What intrigues me most about names is this: we do not choose them for ourselves. Someone chooses them for us, and that someone sometimes has something specific in mind when they choose the name. Not always. As far as I know, my parents just liked most of our first names. But sometimes... it's why I don't envy people with family names.

And I really don't envy people who are named after virtues. Of course, I think the one guaranteed way to ensure I wouldn't live up to my name would be to assign me one like that. (Seriously, I think it's kind of mean to name your daughter Patience. Or Faith. Or Charity. People will call you on your name...both on whether you act your name and on whether you don't.)

Anyway, it's a system set up to favor parents. Not that there's anything wrong with that. Clearly, newborn babies aren't exactly equipped to name themselves. They aren't physiologically or psychologically capable of saying, "Hey, Mom. Please do not name me Prudence after your favorite great-aunt. Name me Michelle instead." But I often wonder what name I might choose for myself if I had the option. I've never minded being a Katie, but would I have opted instead to be a Lizzy or an Emma or...some other name that doesn't stem from a Jane Austen novel?

I firmly believe that we choose the significance of our own lives: we choose how to spend our time, we choose our own pursuits, we choose the company we keep. We choose where we go and what we do, but we don't choose what we're called. Our names do not determine our lives; I'd never make such a far-fetched claim. But I wonder, based on my life to date, if I wouldn't change the meaning of my name to better match the significance I hope my life will have...

Tuesday, August 10, 2010

Oh, What a Beautiful Morning...

I realized something fundamentally important yesterday.
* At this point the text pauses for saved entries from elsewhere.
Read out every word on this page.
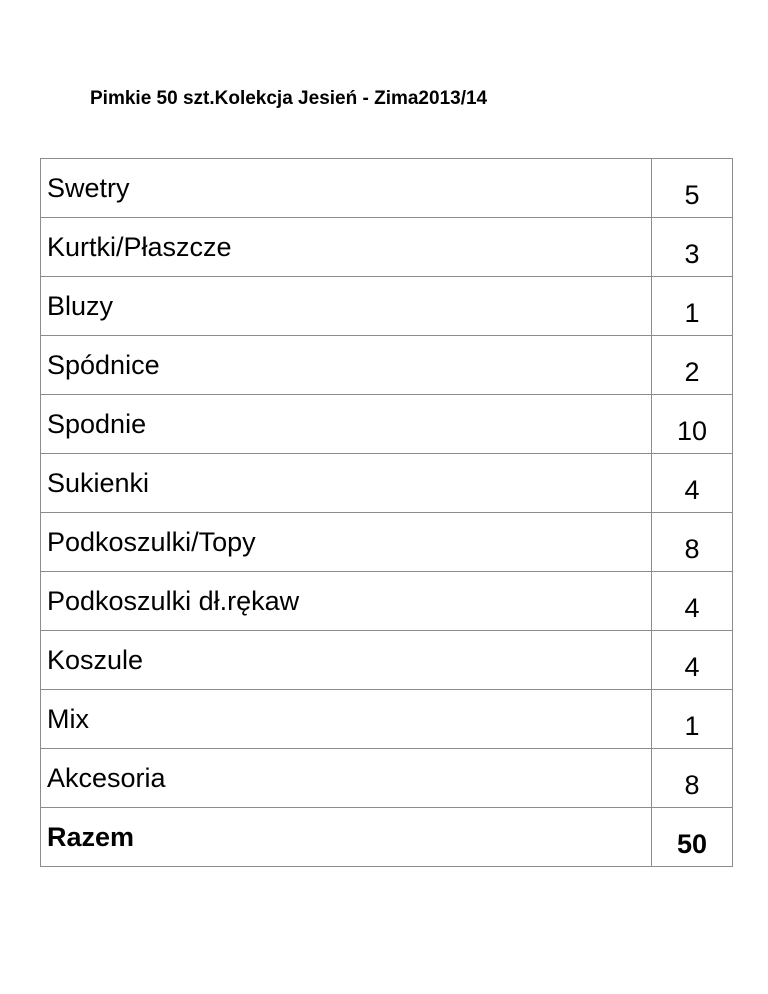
Pimkie 50 szt.Kolekcja Jesień - Zima2013/14
Swetry	5
Kurtki/Płaszcze	3
Bluzy	1
Spódnice	2
Spodnie	10
Sukienki	4
Podkoszulki/Topy	8
Podkoszulki dł.rękaw	4
Koszule	4
Mix	1
Akcesoria	8
Razem	50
When people ask if I'm a morning person, I tell them no.

That, my friends, is a lie.

Well, sort of.

Usually when I think of the term "morning person," I think of those people who wake up happy. The type who jump out of bed and starting bouncing around like Tigger. Boing boing boing. The ones who almost chirp "Good morning" to everyone they see, as though this new day is going to be the Best. Thing. Ever. because it's morning already!!

I'm not that type of morning person. That type of morning person draws out the curmudgeon in me.

Yesterday I had reason to wake up early, to leave the house early, and to be out and about around the city early. And I realized that I am, after all, a morning person. Just not the Tigger type. But I enjoy the cooler air, the quietness of the streets, the utter stillness in what eventually becomes a rather noisy place. I like seeing people walk their dogs, and I like it even more when they simply nod in acknowledgement of my presence instead of engaging in the boing boing boing of "Good morning! How are you today? Isn't this day amazing? Aren't you so glad to be awake?"

I suppose, in the end, I do consider myself a type of morning person. Just the type of morning person that loves when a morning allows me to revel (just a little) in some of my hermit-like ways.